The bar stocks between 60 and 70 types of wine and regularly changes its selection every month. Each glass of wine costs only between 50 and 65 yuan ($8-10). Apart from Chinese favorites like dumplings and pickled offals, the bar also offers more creative dishes such as pig ear terrine.

Wine bars were a rarity in the city a few years ago. A quick search on Dianping.com, China's largest listing site for restaurants and bars, shows that there are now more than 20 wine bars in Shanghai. Among them is XO Bar, the brick and mortar outpost of online wine delivery platform Bottles XO. Then there is II Vino, a wine bar opened by an Italian wine dealer that exclusively promotes the produce of his country. Wine drinkers with bigger wallets could be found at Roosevelt Wine Cellar, a swanky establishment on the Bund which stocks about 4,000 vintages.

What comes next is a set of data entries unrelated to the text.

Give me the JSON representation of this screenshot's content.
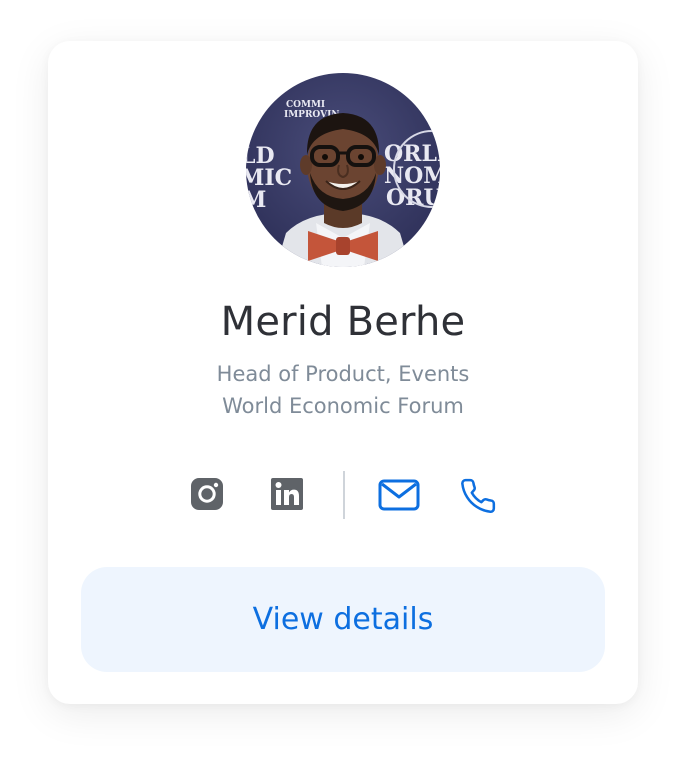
{
  "profile": {
    "name": "Merid Berhe",
    "role": "Head of Product, Events",
    "company": "World Economic Forum",
    "avatar_backdrop_left": "WORLD ECONOMIC FORUM",
    "avatar_backdrop_right": "WORLD ECONOMIC FORUM"
  },
  "socials": [
    {
      "icon": "instagram-icon"
    },
    {
      "icon": "linkedin-icon"
    },
    {
      "icon": "mail-icon"
    },
    {
      "icon": "phone-icon"
    }
  ],
  "actions": {
    "view_details_label": "View details"
  },
  "colors": {
    "accent": "#0d6fe0",
    "button_bg": "#eef5fe",
    "icon_gray": "#5f6368",
    "name": "#2f3137",
    "subtitle": "#7f8b98"
  }
}
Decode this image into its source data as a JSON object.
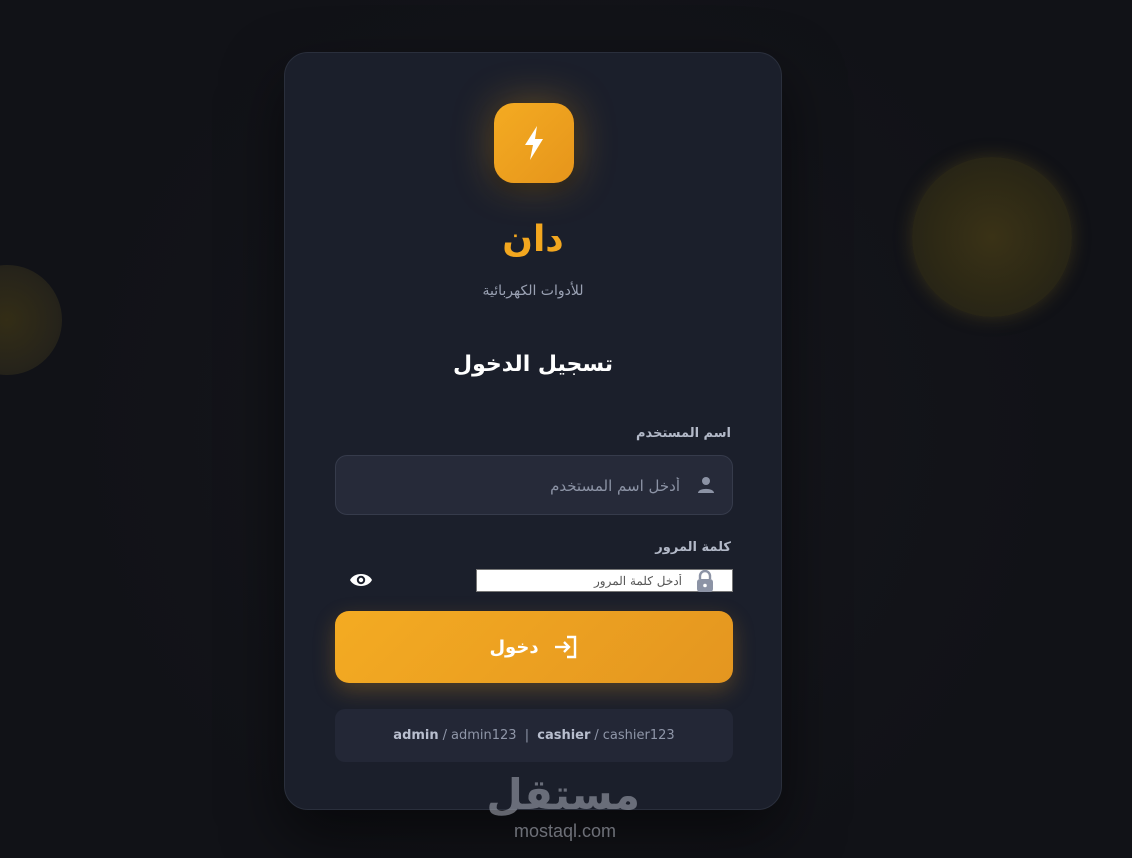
{
  "app": {
    "brand_name": "دان",
    "tagline": "للأدوات الكهربائية",
    "brand_color": "#f3a71f"
  },
  "form": {
    "heading": "تسجيل الدخول",
    "username": {
      "label": "اسم المستخدم",
      "placeholder": "أدخل اسم المستخدم",
      "value": "",
      "icon": "user-icon"
    },
    "password": {
      "label": "كلمة المرور",
      "placeholder": "أدخل كلمة المرور",
      "value": "",
      "icon": "lock-icon",
      "toggle_icon": "eye-icon"
    },
    "submit": {
      "label": "دخول",
      "icon": "login-icon"
    }
  },
  "demo_credentials": {
    "admin_user": "admin",
    "admin_pass": "admin123",
    "cashier_user": "cashier",
    "cashier_pass": "cashier123"
  },
  "watermark": {
    "arabic": "مستقل",
    "latin": "mostaql.com"
  }
}
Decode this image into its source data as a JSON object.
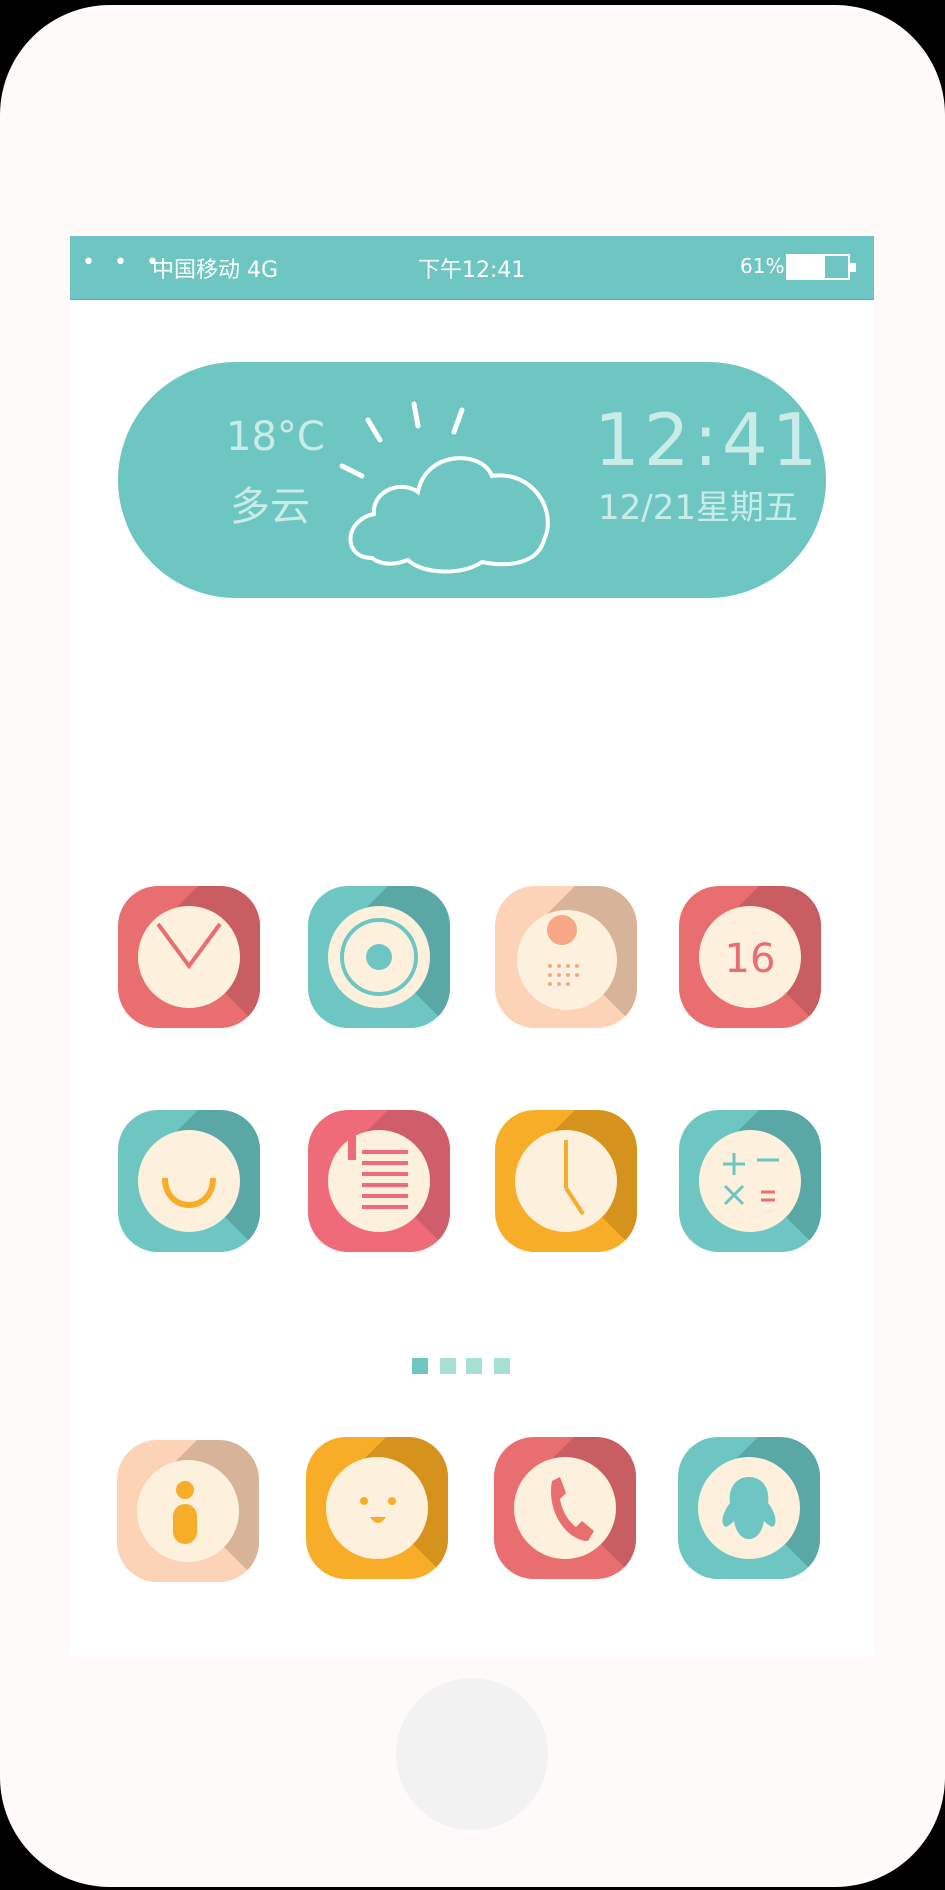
{
  "status_bar": {
    "signal_dots": "• • •",
    "carrier": "中国移动 4G",
    "time": "下午12:41",
    "battery_percent_label": "61%",
    "battery_level": 0.61
  },
  "weather_widget": {
    "temperature": "18°C",
    "condition": "多云",
    "time": "12:41",
    "date": "12/21星期五",
    "icon": "cloud-sun-icon"
  },
  "apps": [
    {
      "name": "app-mail",
      "icon": "envelope-icon",
      "color": "#e86e70"
    },
    {
      "name": "app-camera",
      "icon": "lens-icon",
      "color": "#6ec6c2"
    },
    {
      "name": "app-dots",
      "icon": "dots-icon",
      "color": "#fcd3b6"
    },
    {
      "name": "app-calendar",
      "icon": "calendar-icon",
      "color": "#e86e70",
      "label": "16"
    },
    {
      "name": "app-contacts",
      "icon": "smile-arc-icon",
      "color": "#6ec6c2"
    },
    {
      "name": "app-notes",
      "icon": "notes-icon",
      "color": "#ef6b7a"
    },
    {
      "name": "app-clock",
      "icon": "clock-icon",
      "color": "#f8ad28"
    },
    {
      "name": "app-calculator",
      "icon": "calculator-icon",
      "color": "#6ec6c2"
    },
    {
      "name": "app-info",
      "icon": "info-icon",
      "color": "#fcd3b6"
    },
    {
      "name": "app-face",
      "icon": "face-icon",
      "color": "#f8ad28"
    },
    {
      "name": "app-phone",
      "icon": "phone-icon",
      "color": "#e86e70"
    },
    {
      "name": "app-qq",
      "icon": "penguin-icon",
      "color": "#6ec6c2"
    }
  ],
  "pager": {
    "count": 4,
    "active_index": 0
  },
  "colors": {
    "teal": "#6ec6c2",
    "coral": "#e86e70",
    "peach": "#fcd3b6",
    "amber": "#f8ad28",
    "cream": "#fdf1de"
  }
}
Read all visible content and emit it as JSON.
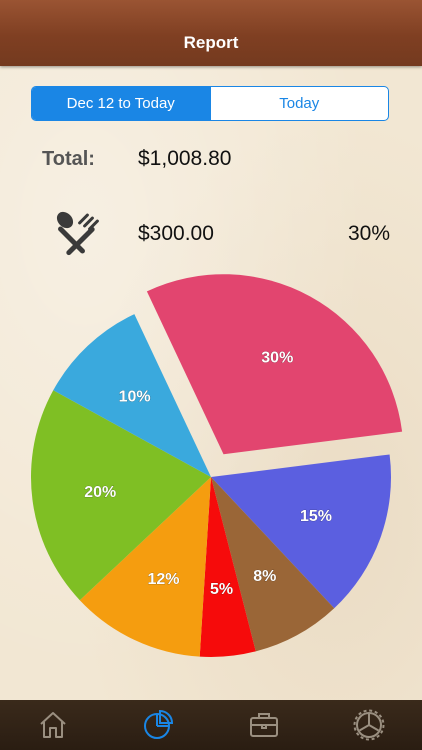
{
  "header": {
    "title": "Report"
  },
  "date_range": {
    "options": [
      {
        "label": "Dec 12 to Today",
        "selected": true
      },
      {
        "label": "Today",
        "selected": false
      }
    ]
  },
  "total": {
    "label": "Total:",
    "value": "$1,008.80"
  },
  "selected_category": {
    "icon": "spoon-fork-icon",
    "amount": "$300.00",
    "percent": "30%"
  },
  "chart_data": {
    "type": "pie",
    "slices": [
      {
        "label": "30%",
        "value": 30,
        "color": "#e2456f",
        "exploded": true
      },
      {
        "label": "15%",
        "value": 15,
        "color": "#5b5fe0"
      },
      {
        "label": "8%",
        "value": 8,
        "color": "#9a6637"
      },
      {
        "label": "5%",
        "value": 5,
        "color": "#f60b0b"
      },
      {
        "label": "12%",
        "value": 12,
        "color": "#f59d0f"
      },
      {
        "label": "20%",
        "value": 20,
        "color": "#7fbf24"
      },
      {
        "label": "10%",
        "value": 10,
        "color": "#3aa9dd"
      }
    ]
  },
  "tab_bar": {
    "items": [
      {
        "icon": "home-icon",
        "active": false
      },
      {
        "icon": "pie-chart-icon",
        "active": true
      },
      {
        "icon": "briefcase-icon",
        "active": false
      },
      {
        "icon": "settings-icon",
        "active": false
      }
    ]
  },
  "colors": {
    "accent": "#1a86e5",
    "nav_brown": "#7f3f22",
    "tab_inactive": "#9a8f80"
  }
}
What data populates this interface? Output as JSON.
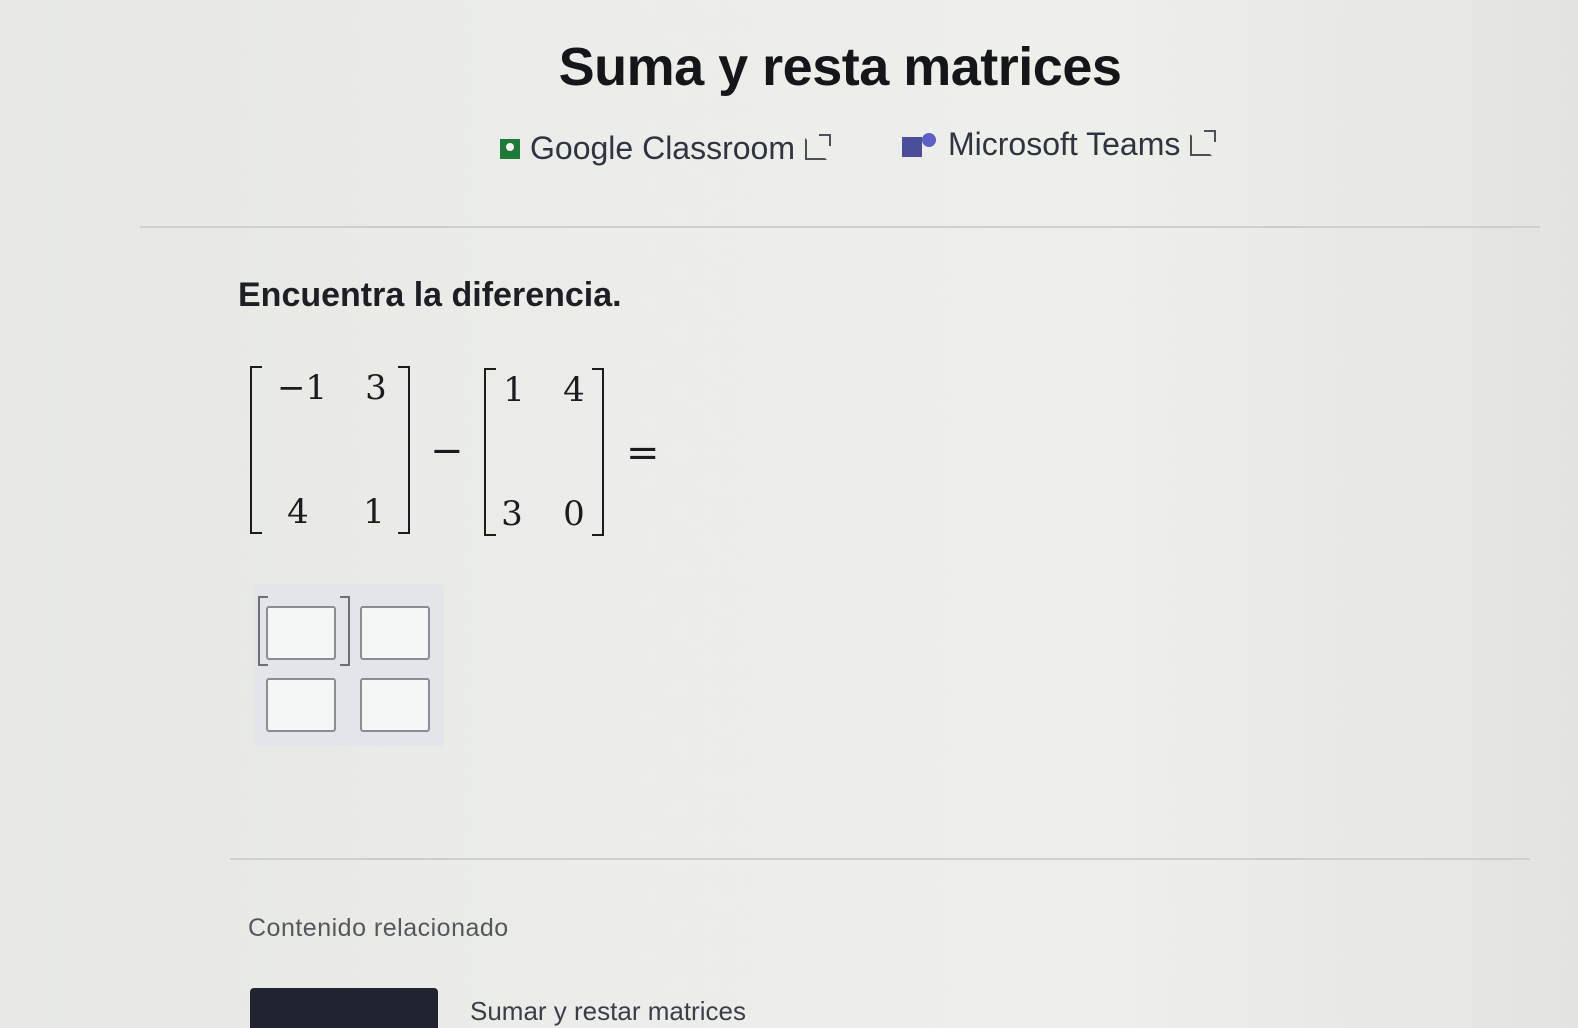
{
  "page": {
    "title": "Suma y resta matrices"
  },
  "share": {
    "classroom_label": "Google Classroom",
    "teams_label": "Microsoft Teams"
  },
  "exercise": {
    "prompt": "Encuentra la diferencia.",
    "matrix_a": [
      [
        "−1",
        "3"
      ],
      [
        "4",
        "1"
      ]
    ],
    "matrix_b": [
      [
        "1",
        "4"
      ],
      [
        "3",
        "0"
      ]
    ],
    "operator": "−",
    "equals": "=",
    "answer": [
      [
        "",
        ""
      ],
      [
        "",
        ""
      ]
    ]
  },
  "related": {
    "heading": "Contenido relacionado",
    "items": [
      {
        "label": "Sumar y restar matrices"
      }
    ]
  }
}
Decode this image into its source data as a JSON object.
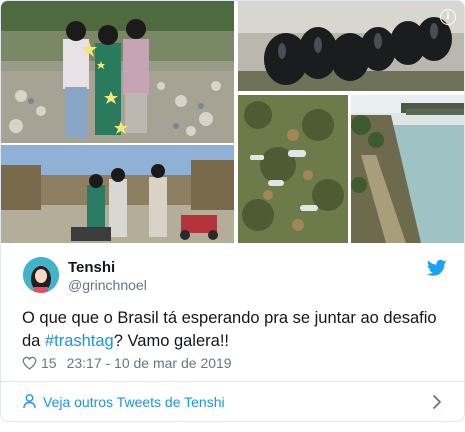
{
  "tweet": {
    "author_name": "Tenshi",
    "author_handle": "@grinchnoel",
    "text_before": "O que que o Brasil tá esperando pra se juntar ao desafio da ",
    "hashtag": "#trashtag",
    "text_after": "? Vamo galera!!",
    "like_count": "15",
    "timestamp": "23:17 - 10 de mar de 2019"
  },
  "footer": {
    "link_label": "Veja outros Tweets de Tenshi"
  },
  "icons": {
    "info": "info-icon",
    "bird": "twitter-bird-icon",
    "heart": "heart-icon",
    "person": "person-icon",
    "chevron": "chevron-right-icon"
  },
  "colors": {
    "link": "#1b95e0",
    "text": "#14171a",
    "muted": "#657786",
    "border": "#e1e8ed"
  }
}
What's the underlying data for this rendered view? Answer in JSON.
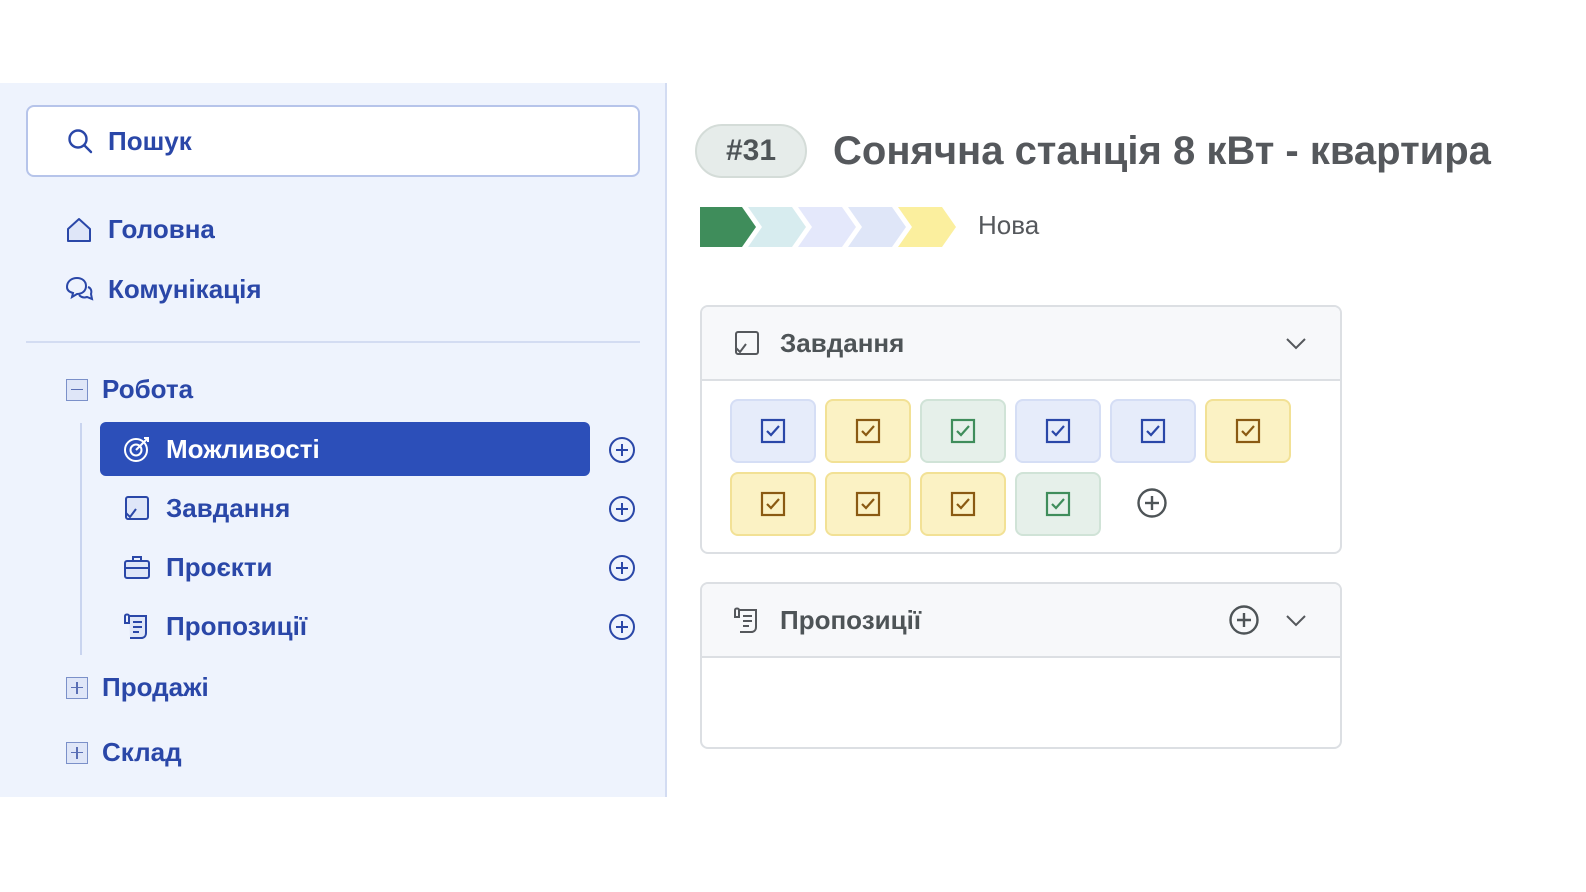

"Cocktails are cheesy. Beer is for fathers. Whisky is too expensive and strong," joked Shen Sibei, the owner of Vinism, about the reasons behind the rising popularity of wine bars.

The 31-year-old native of Zhejiang province has spent most of his professional career in the wine business. He made his first bucket of gold by establishing and running one of the country's first wine education institution chains, I-WAY. By the time he sold his shares to his partners in 2015, the company had 13 outlets across China.

"In the later years of my teaching career, the most common question I got from students was where they could drink good wine, instead of what defines a good wine. And that was when I knew it was time for me to try my hand at something else," said Shen, who studied wine in a college in Burgundy, France.

Though the bar is only two years old, Shen is already planning to open a chain of Vinism bars across major Chinese cities. After all, business has been brisk-the bar currently rakes in an average of 400,000 yuan every month, an impressive amount considering the size of the establishment.

Women are the key contributors to Vinism's financial success. Shen said that about 90 percent of his regular customers are women. He noted that this ratio was similar to the one he witnessed back at his wine school.

"Women find wine especially appealing because it's unlikely that they would get drunk on it," he said.